For some reason even when the model produced horrible results, otherwise it still did well with regards to specificity. The model, for instance, was simply terrible at classifying people with Lyme disease correctly (recall .17) and was poor (.55) at predicting who had Lyme disease, but it rarely suggested that someone who did not have Lyme disease had it (.98!)
Trying to differentiate these very similar occurring diseases using just 14 cytokines was not an easy task, and Patterson’s the first one I know of to even attempt it. Rather than seeing this as a victory or a defeat I prefer to view it as a good first step and applaud Patterson for taking on this knotty problem.

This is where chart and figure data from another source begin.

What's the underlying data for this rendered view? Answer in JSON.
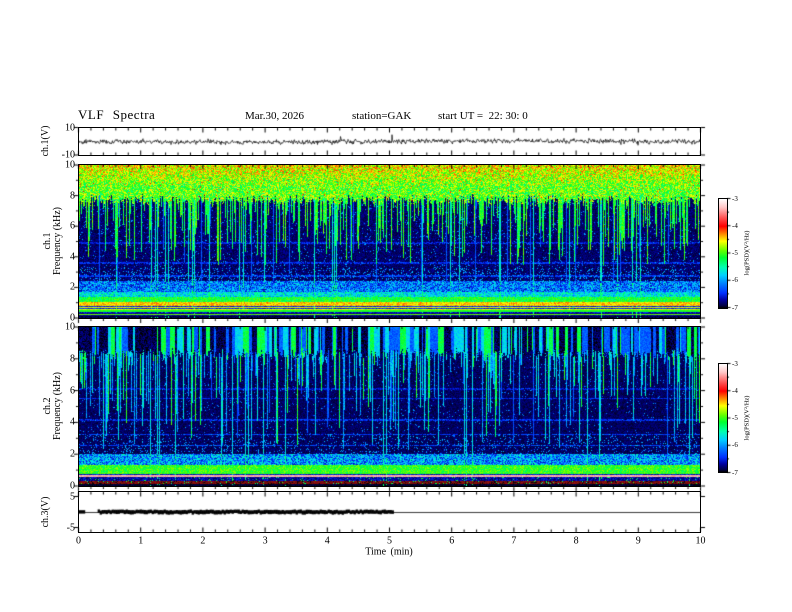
{
  "header": {
    "title": "VLF Spectra",
    "date": "Mar.30, 2026",
    "station": "station=GAK",
    "start_ut": "start UT =  22: 30: 0"
  },
  "panels": {
    "waveform": {
      "ylabel": "ch.1(V)",
      "yticks": [
        "10",
        "-10"
      ]
    },
    "spec1": {
      "ylabel_line1": "ch.1",
      "ylabel_line2": "Frequency (kHz)",
      "yticks": [
        "10",
        "8",
        "6",
        "4",
        "2",
        "0"
      ]
    },
    "spec2": {
      "ylabel_line1": "ch.2",
      "ylabel_line2": "Frequency (kHz)",
      "yticks": [
        "10",
        "8",
        "6",
        "4",
        "2",
        "0"
      ]
    },
    "ch3": {
      "ylabel": "ch.3(V)",
      "yticks": [
        "5",
        "-5"
      ]
    }
  },
  "xaxis": {
    "label": "Time  (min)",
    "ticks": [
      "0",
      "1",
      "2",
      "3",
      "4",
      "5",
      "6",
      "7",
      "8",
      "9",
      "10"
    ]
  },
  "colorbars": [
    {
      "ticks": [
        "-3",
        "-4",
        "-5",
        "-6",
        "-7"
      ],
      "label": "log(PSD)(V²/Hz)"
    },
    {
      "ticks": [
        "-3",
        "-4",
        "-5",
        "-6",
        "-7"
      ],
      "label": "log(PSD)(V²/Hz)"
    }
  ],
  "chart_data": {
    "type": "heatmap",
    "title": "VLF Spectra, station GAK, start UT 22:30:0, Mar.30 2026",
    "xlabel": "Time (min)",
    "xlim": [
      0,
      10
    ],
    "zlabel": "log(PSD)(V2/Hz)",
    "zlim": [
      -7,
      -3
    ],
    "colormap_stops": [
      [
        -3.0,
        "#ffffff"
      ],
      [
        -3.3,
        "#ffc8c8"
      ],
      [
        -3.7,
        "#ff5050"
      ],
      [
        -4.0,
        "#ff0000"
      ],
      [
        -4.3,
        "#ff9000"
      ],
      [
        -4.55,
        "#ffff00"
      ],
      [
        -4.9,
        "#60ff00"
      ],
      [
        -5.15,
        "#00ff30"
      ],
      [
        -5.5,
        "#00ffb0"
      ],
      [
        -5.8,
        "#00d0ff"
      ],
      [
        -6.1,
        "#0080ff"
      ],
      [
        -6.45,
        "#0030ff"
      ],
      [
        -6.7,
        "#0000a0"
      ],
      [
        -6.92,
        "#000040"
      ],
      [
        -7.0,
        "#000000"
      ]
    ],
    "panels": [
      {
        "name": "ch.1 waveform",
        "type": "line",
        "ylim": [
          -10,
          10
        ],
        "baseline_v": 0,
        "noise_amp_v": 2.5,
        "spike_amp_v": 8,
        "spike_prob": 0.013
      },
      {
        "name": "ch.1 spectrogram",
        "type": "heatmap",
        "ylim": [
          0,
          10
        ],
        "top_band": {
          "f_lo": 7.7,
          "value": -4.95,
          "noise": 0.5,
          "streak_prob": 0.5,
          "streak_max_depth": 4.4,
          "streak_value": -5.15
        },
        "background": {
          "value": -6.95,
          "noise": 0.25,
          "speckle_prob": 0.05,
          "speckle_value": -6.1,
          "vline_prob": 0.09,
          "vline_value": -6.3,
          "bright_vline_prob": 0.035,
          "bright_vline_value": -5.6
        },
        "hlines": [
          {
            "f": 2.15,
            "value": -6.35
          },
          {
            "f": 2.75,
            "value": -6.4
          },
          {
            "f": 3.6,
            "value": -6.45
          },
          {
            "f": 4.9,
            "value": -6.5
          }
        ],
        "low_bands": [
          {
            "f_lo": 1.7,
            "f_hi": 2.45,
            "value": -6.15,
            "noise": 0.55
          },
          {
            "f_lo": 1.35,
            "f_hi": 1.7,
            "value": -5.7,
            "noise": 0.45
          },
          {
            "f_lo": 1.05,
            "f_hi": 1.35,
            "value": -5.15,
            "noise": 0.3
          },
          {
            "f_lo": 0.8,
            "f_hi": 1.05,
            "value": -4.45,
            "noise": 0.25
          },
          {
            "f_lo": 0.55,
            "f_hi": 0.8,
            "stripes": true,
            "value": -4.6,
            "alt_value": -6.5,
            "noise": 0.2
          },
          {
            "f_lo": 0.35,
            "f_hi": 0.55,
            "value": -6.6,
            "noise": 0.2,
            "line_f": 0.45,
            "line_value": -5.1
          },
          {
            "f_lo": 0.15,
            "f_hi": 0.35,
            "value": -6.75,
            "noise": 0.15,
            "line_f": 0.24,
            "line_value": -4.9
          },
          {
            "f_lo": 0.0,
            "f_hi": 0.15,
            "value": -6.9,
            "noise": 0.1
          }
        ]
      },
      {
        "name": "ch.2 spectrogram",
        "type": "heatmap",
        "ylim": [
          0,
          10
        ],
        "top_band": {
          "f_lo": 8.1,
          "values": [
            -6.9,
            -6.85,
            -6.25,
            -5.75,
            -5.2
          ],
          "persist": 0.55,
          "streak_prob": 0.42,
          "streak_max_depth": 5.8,
          "streak_value": -5.85,
          "green_streak_prob": 0.25,
          "green_streak_value": -5.2
        },
        "background": {
          "value": -6.95,
          "noise": 0.2,
          "speckle_prob": 0.035,
          "speckle_value": -6.15,
          "vline_prob": 0.07,
          "vline_value": -6.3,
          "bright_vline_prob": 0.03,
          "bright_vline_value": -5.7
        },
        "hlines": [
          {
            "f": 2.55,
            "value": -6.35
          },
          {
            "f": 3.25,
            "value": -6.4
          },
          {
            "f": 4.15,
            "value": -6.45
          },
          {
            "f": 5.5,
            "value": -6.5
          },
          {
            "f": 6.1,
            "value": -6.55
          }
        ],
        "low_bands": [
          {
            "f_lo": 1.35,
            "f_hi": 2.0,
            "value": -6.05,
            "noise": 0.6
          },
          {
            "f_lo": 0.8,
            "f_hi": 1.35,
            "value": -5.05,
            "noise": 0.3
          },
          {
            "f_lo": 0.55,
            "f_hi": 0.8,
            "stripes": true,
            "value": -5.0,
            "alt_value": -6.6,
            "noise": 0.2,
            "line_f": 0.62,
            "line_value": -3.4
          },
          {
            "f_lo": 0.3,
            "f_hi": 0.55,
            "value": -6.7,
            "noise": 0.2,
            "speckle_prob": 0.05,
            "speckle_value": -5.2
          },
          {
            "f_lo": 0.1,
            "f_hi": 0.3,
            "maroon": true
          },
          {
            "f_lo": 0.0,
            "f_hi": 0.1,
            "value": -6.95,
            "noise": 0.05
          }
        ]
      },
      {
        "name": "ch.3 level",
        "type": "line",
        "ylim": [
          -5,
          5
        ],
        "value_v": 0,
        "thick_segment_min": [
          0.3,
          5.05
        ],
        "left_mark_min": [
          0,
          0.1
        ]
      }
    ]
  }
}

I hope we’ll see many more studies like this as researchers take on post-infectious illnesses.
The model’s lower F1 score and the 30% mistake rate in the model’s recall and precision figures suggest the model was perhaps a start but wasn’t particularly effective either. That wasn’t the message I got from the webinar.

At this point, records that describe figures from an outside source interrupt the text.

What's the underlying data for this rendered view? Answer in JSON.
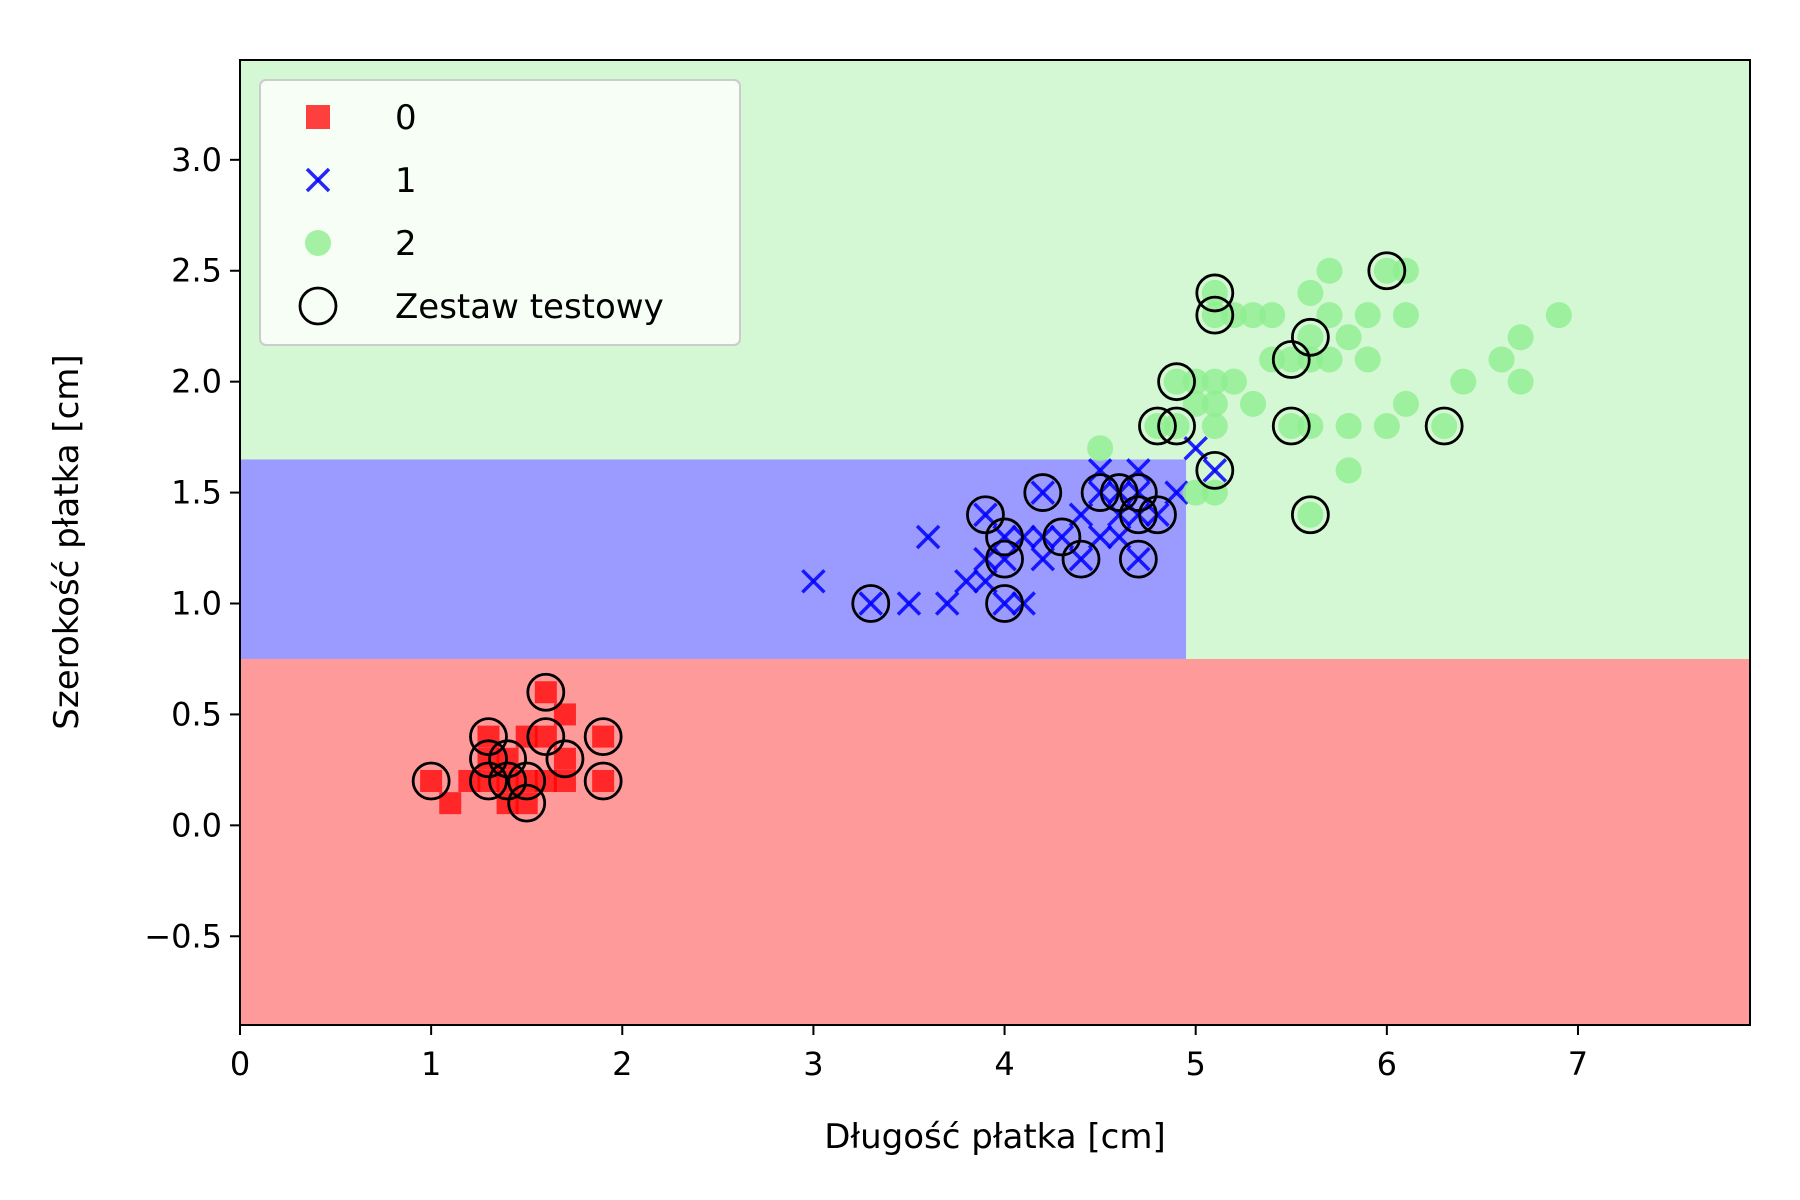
{
  "chart_data": {
    "type": "scatter",
    "xlabel": "Długość płatka [cm]",
    "ylabel": "Szerokość płatka [cm]",
    "xlim": [
      0,
      7.9
    ],
    "ylim": [
      -0.9,
      3.45
    ],
    "xticks": [
      0,
      1,
      2,
      3,
      4,
      5,
      6,
      7
    ],
    "yticks": [
      -0.5,
      0.0,
      0.5,
      1.0,
      1.5,
      2.0,
      2.5,
      3.0
    ],
    "xtick_labels": [
      "0",
      "1",
      "2",
      "3",
      "4",
      "5",
      "6",
      "7"
    ],
    "ytick_labels": [
      "−0.5",
      "0.0",
      "0.5",
      "1.0",
      "1.5",
      "2.0",
      "2.5",
      "3.0"
    ],
    "grid": false,
    "legend_position": "top-left",
    "colors": {
      "class0": "#ff0000",
      "class1": "#0000ff",
      "class2": "#90ee90",
      "region0": "#ff9a9a",
      "region1": "#9a9aff",
      "region2": "#d3f8d3",
      "test_ring": "#000000"
    },
    "decision_regions": [
      {
        "class": "0",
        "x": [
          0,
          7.9
        ],
        "y": [
          -0.9,
          0.75
        ]
      },
      {
        "class": "1",
        "x": [
          0,
          4.95
        ],
        "y": [
          0.75,
          1.65
        ]
      },
      {
        "class": "2",
        "x": [
          4.95,
          7.9
        ],
        "y": [
          0.75,
          1.65
        ]
      },
      {
        "class": "2",
        "x": [
          0,
          7.9
        ],
        "y": [
          1.65,
          3.45
        ]
      }
    ],
    "series": [
      {
        "name": "0",
        "marker": "square",
        "points": [
          [
            1.0,
            0.2
          ],
          [
            1.1,
            0.1
          ],
          [
            1.2,
            0.2
          ],
          [
            1.3,
            0.2
          ],
          [
            1.3,
            0.3
          ],
          [
            1.3,
            0.4
          ],
          [
            1.4,
            0.1
          ],
          [
            1.4,
            0.2
          ],
          [
            1.4,
            0.3
          ],
          [
            1.5,
            0.1
          ],
          [
            1.5,
            0.2
          ],
          [
            1.5,
            0.4
          ],
          [
            1.6,
            0.2
          ],
          [
            1.6,
            0.4
          ],
          [
            1.6,
            0.6
          ],
          [
            1.7,
            0.2
          ],
          [
            1.7,
            0.3
          ],
          [
            1.7,
            0.5
          ],
          [
            1.9,
            0.2
          ],
          [
            1.9,
            0.4
          ]
        ]
      },
      {
        "name": "1",
        "marker": "x",
        "points": [
          [
            3.0,
            1.1
          ],
          [
            3.3,
            1.0
          ],
          [
            3.5,
            1.0
          ],
          [
            3.6,
            1.3
          ],
          [
            3.7,
            1.0
          ],
          [
            3.8,
            1.1
          ],
          [
            3.9,
            1.1
          ],
          [
            3.9,
            1.2
          ],
          [
            3.9,
            1.4
          ],
          [
            4.0,
            1.0
          ],
          [
            4.0,
            1.2
          ],
          [
            4.0,
            1.3
          ],
          [
            4.1,
            1.0
          ],
          [
            4.1,
            1.3
          ],
          [
            4.2,
            1.2
          ],
          [
            4.2,
            1.3
          ],
          [
            4.2,
            1.5
          ],
          [
            4.3,
            1.3
          ],
          [
            4.4,
            1.2
          ],
          [
            4.4,
            1.4
          ],
          [
            4.5,
            1.3
          ],
          [
            4.5,
            1.5
          ],
          [
            4.5,
            1.6
          ],
          [
            4.6,
            1.3
          ],
          [
            4.6,
            1.4
          ],
          [
            4.6,
            1.5
          ],
          [
            4.7,
            1.2
          ],
          [
            4.7,
            1.4
          ],
          [
            4.7,
            1.5
          ],
          [
            4.7,
            1.6
          ],
          [
            4.8,
            1.4
          ],
          [
            4.9,
            1.5
          ],
          [
            5.0,
            1.7
          ],
          [
            5.1,
            1.6
          ]
        ]
      },
      {
        "name": "2",
        "marker": "circle",
        "points": [
          [
            4.5,
            1.7
          ],
          [
            4.8,
            1.8
          ],
          [
            4.9,
            1.8
          ],
          [
            4.9,
            2.0
          ],
          [
            5.0,
            1.5
          ],
          [
            5.0,
            1.9
          ],
          [
            5.0,
            2.0
          ],
          [
            5.1,
            1.5
          ],
          [
            5.1,
            1.8
          ],
          [
            5.1,
            1.9
          ],
          [
            5.1,
            2.0
          ],
          [
            5.1,
            2.3
          ],
          [
            5.1,
            2.4
          ],
          [
            5.2,
            2.0
          ],
          [
            5.2,
            2.3
          ],
          [
            5.3,
            1.9
          ],
          [
            5.3,
            2.3
          ],
          [
            5.4,
            2.1
          ],
          [
            5.4,
            2.3
          ],
          [
            5.5,
            1.8
          ],
          [
            5.5,
            2.1
          ],
          [
            5.6,
            1.4
          ],
          [
            5.6,
            1.8
          ],
          [
            5.6,
            2.1
          ],
          [
            5.6,
            2.2
          ],
          [
            5.6,
            2.4
          ],
          [
            5.7,
            2.1
          ],
          [
            5.7,
            2.3
          ],
          [
            5.7,
            2.5
          ],
          [
            5.8,
            1.6
          ],
          [
            5.8,
            1.8
          ],
          [
            5.8,
            2.2
          ],
          [
            5.9,
            2.1
          ],
          [
            5.9,
            2.3
          ],
          [
            6.0,
            1.8
          ],
          [
            6.0,
            2.5
          ],
          [
            6.1,
            1.9
          ],
          [
            6.1,
            2.3
          ],
          [
            6.1,
            2.5
          ],
          [
            6.3,
            1.8
          ],
          [
            6.4,
            2.0
          ],
          [
            6.6,
            2.1
          ],
          [
            6.7,
            2.0
          ],
          [
            6.7,
            2.2
          ],
          [
            6.9,
            2.3
          ]
        ]
      },
      {
        "name": "Zestaw testowy",
        "marker": "ring",
        "points": [
          [
            1.0,
            0.2
          ],
          [
            1.3,
            0.2
          ],
          [
            1.3,
            0.3
          ],
          [
            1.3,
            0.4
          ],
          [
            1.4,
            0.2
          ],
          [
            1.4,
            0.3
          ],
          [
            1.5,
            0.1
          ],
          [
            1.5,
            0.2
          ],
          [
            1.6,
            0.4
          ],
          [
            1.6,
            0.6
          ],
          [
            1.7,
            0.3
          ],
          [
            1.9,
            0.2
          ],
          [
            1.9,
            0.4
          ],
          [
            3.3,
            1.0
          ],
          [
            3.9,
            1.4
          ],
          [
            4.0,
            1.0
          ],
          [
            4.0,
            1.2
          ],
          [
            4.0,
            1.3
          ],
          [
            4.2,
            1.5
          ],
          [
            4.3,
            1.3
          ],
          [
            4.4,
            1.2
          ],
          [
            4.5,
            1.5
          ],
          [
            4.6,
            1.5
          ],
          [
            4.7,
            1.2
          ],
          [
            4.7,
            1.4
          ],
          [
            4.7,
            1.5
          ],
          [
            4.8,
            1.4
          ],
          [
            4.8,
            1.8
          ],
          [
            4.9,
            1.8
          ],
          [
            4.9,
            2.0
          ],
          [
            5.1,
            1.6
          ],
          [
            5.1,
            2.3
          ],
          [
            5.1,
            2.4
          ],
          [
            5.5,
            1.8
          ],
          [
            5.5,
            2.1
          ],
          [
            5.6,
            1.4
          ],
          [
            5.6,
            2.2
          ],
          [
            6.0,
            2.5
          ],
          [
            6.3,
            1.8
          ]
        ]
      }
    ]
  }
}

The Patterson saga reminds me just how much at sea we are with all this and how little firm ground there is to stand on. Take the critique the statistician in Mother Jones leveled on Patterson’s first paper. Would another statistician have another opinion? We don’t know.
Patterson has a good pedigree, is confident and convincing, is gathering more patients all the time, and must have tons of data. He’s got a fascinating hypothesis, appears to have validated an important part of it (monocytes with coronavirus proteins), and is planning to do a clinical trial.
Over the past year or so, he’s also gotten in trouble with the FDA, exhibited, according to a judge, “reckless indifference or deliberate gamesmanship” in a legal case, had his core study skewered by an outside statistician, and some researchers and medical ethicists have called his promotional style into question.
Who is the real Bruce Patterson? Is he the former Stanford researcher who glommed onto long COVID early, quickly deciphered its secrets, and is hell-bent to do whatever it takes to help sick people? Is it just a matter of time before he gets all his ducks in a row and sets the long COVID, ME/CFS, and other diseases’ world afire? Or is it all going to fall apart at some point?
Time will tell. The most important step in this saga for all of us will be the clinical trial that Patterson stated will begin in a couple of months. Let’s hope it happens and is big enough and done well enough that we’re finally left with some certainty.